Southwestern names conference center director. Evan Lenow, 28, has been named director of the Smith Center for Leadership Development at Southwestern Baptist Theological Seminary. He succeeds Thomas White, who became the seminary’s vice president for student services last October. Lenow, a native of Memphis, Tenn., earned an undergraduate degree from Mississippi College and a master of divinity degree from Southeastern Baptist Theological Seminary, where he served as director of financial aid and international students. He is a doctoral student in Christian ethics at Southwestern Seminary.
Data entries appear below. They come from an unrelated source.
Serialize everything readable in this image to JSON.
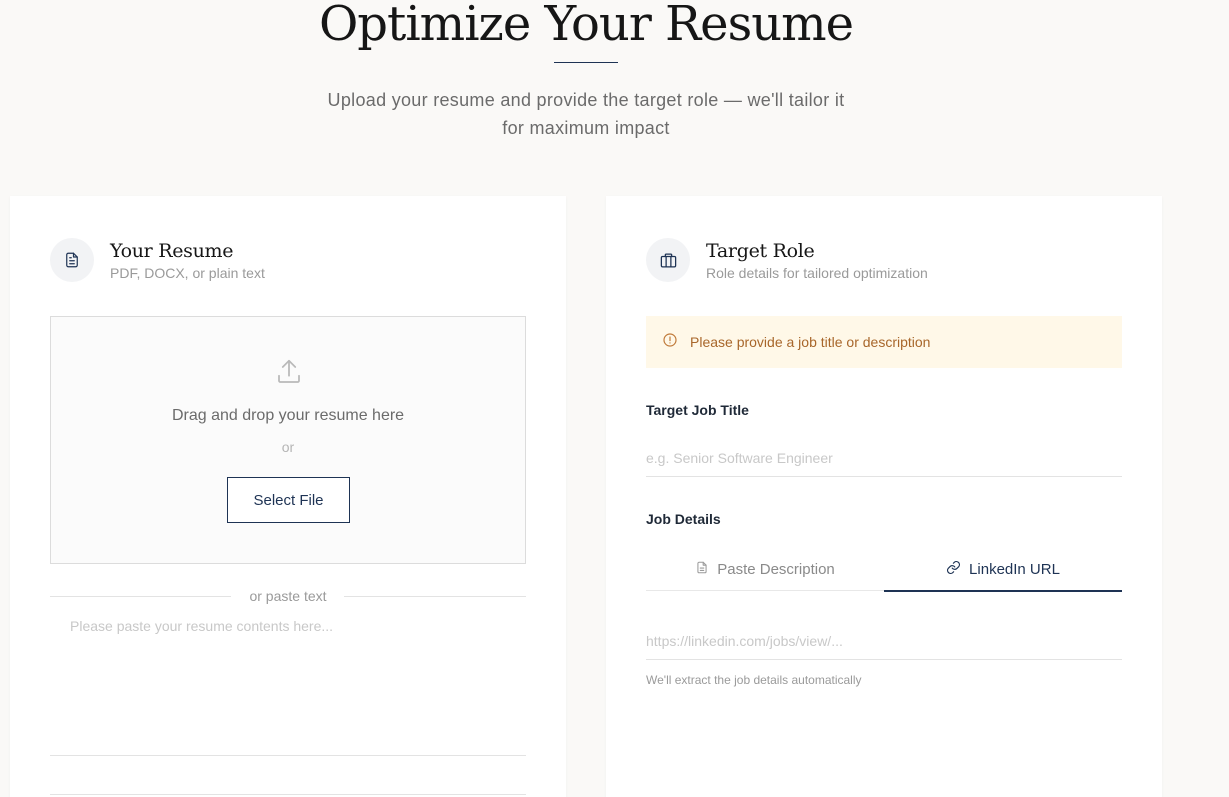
{
  "hero": {
    "title": "Optimize Your Resume",
    "subtitle_line1": "Upload your resume and provide the target role — we'll tailor it",
    "subtitle_line2": "for maximum impact"
  },
  "resume_card": {
    "title": "Your Resume",
    "subtitle": "PDF, DOCX, or plain text",
    "icon": "document-icon",
    "dropzone": {
      "icon": "upload-icon",
      "text": "Drag and drop your resume here",
      "or": "or",
      "button_label": "Select File"
    },
    "divider_text": "or paste text",
    "paste_placeholder": "Please paste your resume contents here..."
  },
  "role_card": {
    "title": "Target Role",
    "subtitle": "Role details for tailored optimization",
    "icon": "briefcase-icon",
    "alert": {
      "icon": "alert-circle-icon",
      "text": "Please provide a job title or description"
    },
    "job_title": {
      "label": "Target Job Title",
      "placeholder": "e.g. Senior Software Engineer",
      "value": ""
    },
    "job_details": {
      "label": "Job Details",
      "tabs": [
        {
          "label": "Paste Description",
          "icon": "file-text-icon",
          "active": false
        },
        {
          "label": "LinkedIn URL",
          "icon": "link-icon",
          "active": true
        }
      ],
      "url_placeholder": "https://linkedin.com/jobs/view/...",
      "helper": "We'll extract the job details automatically"
    }
  },
  "colors": {
    "background": "#faf9f7",
    "accent_navy": "#1e3354",
    "alert_bg": "#fff8e8",
    "alert_text": "#a8662a"
  }
}
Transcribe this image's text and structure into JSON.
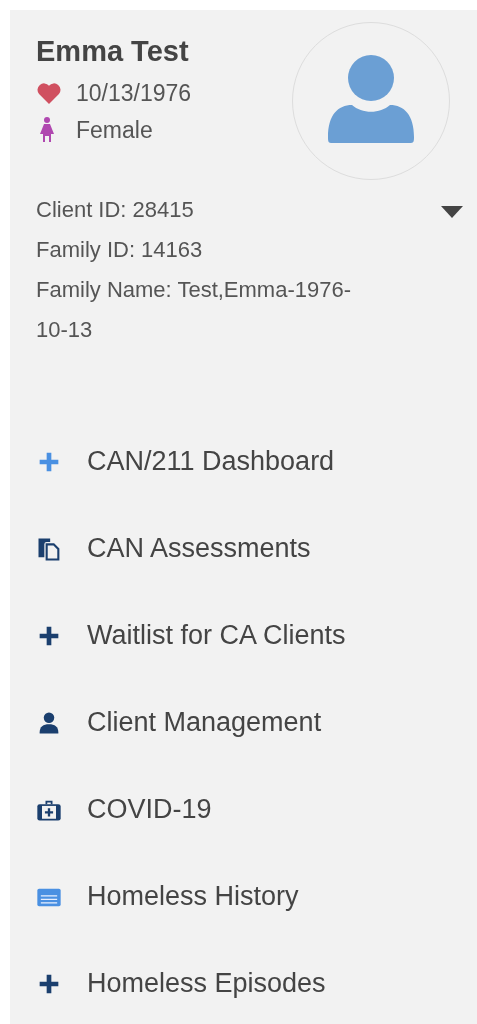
{
  "client": {
    "name": "Emma Test",
    "birth_date": "10/13/1976",
    "gender": "Female",
    "client_id": "Client ID: 28415",
    "family_id": "Family ID: 14163",
    "family_name": "Family Name: Test,Emma-1976-10-13"
  },
  "menu": [
    {
      "label": "CAN/211 Dashboard",
      "kind": "plus",
      "color": "#4a90e2"
    },
    {
      "label": "CAN Assessments",
      "kind": "copy",
      "color": "#1b3f6e"
    },
    {
      "label": "Waitlist for CA Clients",
      "kind": "plus",
      "color": "#1b3f6e"
    },
    {
      "label": "Client Management",
      "kind": "user",
      "color": "#1b3f6e"
    },
    {
      "label": "COVID-19",
      "kind": "medkit",
      "color": "#1b3f6e"
    },
    {
      "label": "Homeless History",
      "kind": "list",
      "color": "#4a90e2"
    },
    {
      "label": "Homeless Episodes",
      "kind": "plus",
      "color": "#1b3f6e"
    }
  ]
}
Former treasurer of Arizona Foundation sentenced. Donald Deardoff, 49, former treasurer of the Baptist Foundation of Arizona, was sentenced Feb. 2 to serve four years in prison and pay $159 million to victims of an investment scam. He received the sentence after pleading guilty in 2001 to two counts of fraud. Four other former foundation employees also were sentenced to lesser punishments Feb. 2. Former foundation President William Crotts and General Counsel Thomas Grabinski were sentenced in September 2006 to eight and six years in prison, respectively, on fraud and racketeering charges. Both must pay $159 million in restitution to investors, although it’s unlikely they’ll be able to repay the full amount, since they each earn 35 cents an hour working as a clerk and an aide in prison. The foundation collapsed in 1999 after state regulators ordered it to stop selling securities. Controlled by the Arizona Southern Baptist Convention, it had generated money by soliciting funds from clients ostensibly to build churches and retirement homes. Instead, foundation leaders used the funds for a classic pyramid scheme. The foundation shuffled bad debt and overvalued property between phony companies, paying high profits to backers from the money paid in by subsequent investors. About 11,000 investors lost more than $550 million in the foundation’s collapse.